Is this applicable to the CUDA version?
Haven't tried.
How will this affect fine tuning?
No idea.
Wow, what CPU is that?!
It's an AMD Ryzen Threadripper PRO 7995WX.
different activation functions and resources
Your fastest activation function is going to be vectorized SiLU. https://news.ycombinator.com/item?id=40371612 erff() is a lot simpler than tanhf() but SiLU uses expf() which is even simpler and less branchy.
/* Efficient implementation of erff()
using either a pure polynomial approximation or
the exponential of a polynomial.
Worst-case error is 1.09ulps at 0x1.c111acp-1.
From the Optimized Routines by Arm Limited. */
float erff(float x) {
union {
float f;
unsigned i;
} pun = {x};
float r, x2, u;
unsigned ix = pun.i;
unsigned sign = ix >> 31;
unsigned ia12 = (pun.i >> 20) & 0x7ff;
if (ia12 < 0x3f6) {
if (ia12 >= 0x318) {
x2 = x * x;
r = -0x1.3a1a82p-11f;
r = fmaf(r, x2, +0x1.473f48p-08f);
r = fmaf(r, x2, -0x1.b68bd2p-06f);
r = fmaf(r, x2, +0x1.ce1a46p-04f);
r = fmaf(r, x2, -0x1.8126e0p-02f);
r = fmaf(r, x2, +0x1.06eba6p-03f);
r = fmaf(r, x, x);
} else {
if (ia12 >= 0x040)
r = x + 0x1.06eba8p-3f * x;
else
r = fmaf(0x1.06eba8p-3f, x, x);
}
} else if (ia12 < 0x408) {
float a = fabsf(x);
r = fmaf(0x1.222900p-16f, a, -0x1.91d2ccp-12f);
u = fmaf(0x1.fd1336p-9f, a, -0x1.8d6300p-6f);
x2 = x * x;
r = fmaf(r, x2, u);
r = fmaf(r, a, 0x1.b55cb0p-4f);
r = fmaf(r, a, 0x1.450aa0p-1f);
r = fmaf(r, a, 0x1.079d0cp-3f);
r = fmaf(r, a, a);
r = expf(-r);
if (sign)
r = -1.f + r;
else
r = 1.f - r;
} else {
if (ia12 < 0x7f8) {
if (sign)
r = -1.f;
else
r = 1.f;
} else {
r = (1.f - (float)((ix >> 31) << 1)) + 1.f / x;
}
}
return r;
}
I'm curious what iteration speeds pytorch gets on your CPU.
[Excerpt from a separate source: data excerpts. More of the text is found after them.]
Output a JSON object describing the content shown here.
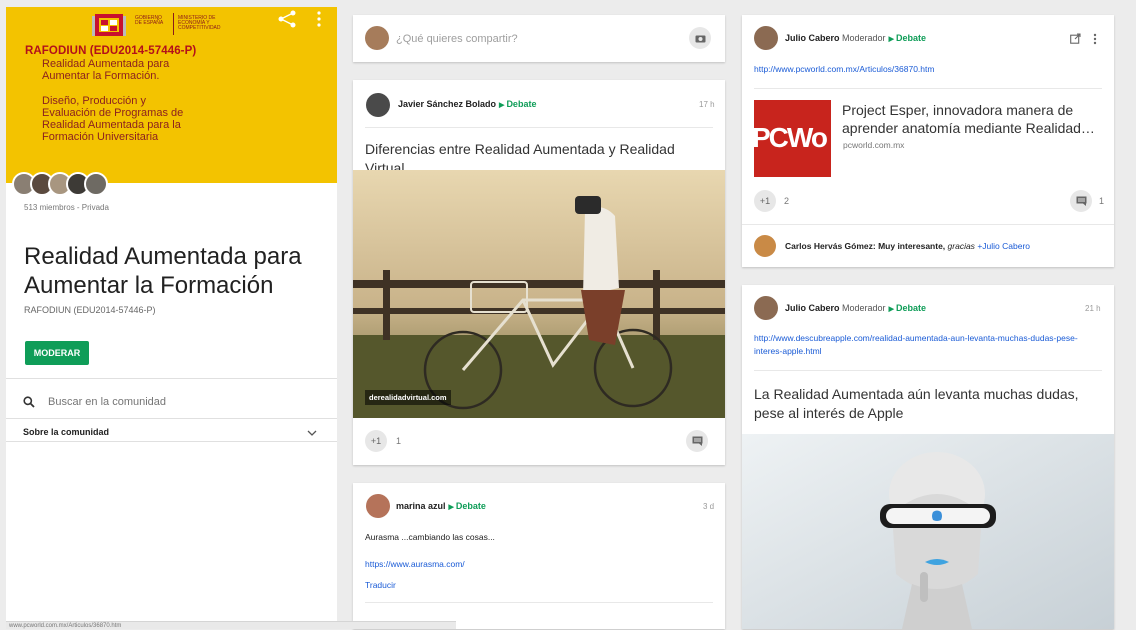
{
  "community": {
    "banner": {
      "gov_left": "GOBIERNO DE ESPAÑA",
      "gov_right": "MINISTERIO DE ECONOMÍA Y COMPETITIVIDAD",
      "title": "RAFODIUN (EDU2014-57446-P)",
      "line1": "Realidad Aumentada para",
      "line2": "Aumentar la Formación.",
      "line3": "Diseño, Producción y",
      "line4": "Evaluación de Programas de",
      "line5": "Realidad Aumentada para la",
      "line6": "Formación Universitaria"
    },
    "members": "513 miembros - Privada",
    "title": "Realidad Aumentada para Aumentar la Formación",
    "subtitle": "RAFODIUN (EDU2014-57446-P)",
    "moderate_label": "MODERAR",
    "search_placeholder": "Buscar en la comunidad",
    "about_label": "Sobre la comunidad"
  },
  "composer": {
    "placeholder": "¿Qué quieres compartir?"
  },
  "posts": [
    {
      "author": "Javier Sánchez Bolado",
      "category": "Debate",
      "time": "17 h",
      "text": "Diferencias entre Realidad Aumentada y Realidad Virtual",
      "image_caption": "derealidadvirtual.com",
      "plus_label": "+1",
      "plus_count": "1"
    },
    {
      "author": "marina azul",
      "category": "Debate",
      "time": "3 d",
      "text": "Aurasma ...cambiando las cosas...",
      "link": "https://www.aurasma.com/",
      "translate": "Traducir"
    },
    {
      "author": "Julio Cabero",
      "role": "Moderador",
      "category": "Debate",
      "link": "http://www.pcworld.com.mx/Articulos/36870.htm",
      "preview_title": "Project Esper, innovadora manera de aprender anatomía mediante Realidad…",
      "preview_domain": "pcworld.com.mx",
      "preview_logo": "PCWo",
      "plus_label": "+1",
      "plus_count": "2",
      "comment_count": "1",
      "comment_author": "Carlos Hervás Gómez:",
      "comment_text": "Muy interesante,",
      "comment_italic": "gracias",
      "comment_mention": "+Julio Cabero"
    },
    {
      "author": "Julio Cabero",
      "role": "Moderador",
      "category": "Debate",
      "time": "21 h",
      "link": "http://www.descubreapple.com/realidad-aumentada-aun-levanta-muchas-dudas-pese-interes-apple.html",
      "text": "La Realidad Aumentada aún levanta muchas dudas, pese al interés de Apple"
    }
  ],
  "status_bar": "www.pcworld.com.mx/Articulos/36870.htm",
  "colors": {
    "banner": "#f3c300",
    "accent": "#0f9d58",
    "link": "#1a5bd6"
  }
}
iteration 1, loss: 5.2700, time: 347.339ms, tok/s: 737.03, norm: 60.996
iteration 2, loss: 4.0607, time: 295.749ms, tok/s: 865.60, norm: 17.079
iteration 3, loss: 3.3165, time: 294.709ms, tok/s: 868.65, norm: 14.776
iteration 4, loss: 2.7115, time: 294.072ms, tok/s: 870.54, norm: 13.203
iteration 5, loss: 2.1703, time: 295.474ms, tok/s: 866.40, norm: 12.374
iteration 6, loss: 1.6350, time: 296.282ms, tok/s: 864.04, norm: 10.551
iteration 7, loss: 1.1419, time: 295.474ms, tok/s: 866.41, norm: 9.788
iteration 8, loss: 0.7040, time: 294.553ms, tok/s: 869.11, norm: 7.976
iteration 9, loss: 0.3771, time: 294.848ms, tok/s: 868.24, norm: 6.243
iteration 10, loss: 0.1743, time: 294.942ms, tok/s: 867.97, norm: 3.609
Hi @jart it's nice to see you stop by! I don't think I can merge this because (for educational and historic reasons) I am trying to be compatible with GPT-2 and the checkpoints that OpenAI has released, in the current version of the code. It's possible that in the future we'll diverse from Exact-GPT-2 and this would make a lot more sense then, but in that case we'd probably also shift from GeLU to something that (probably?) works a bit better - GeGLU / SwiGLU or etc.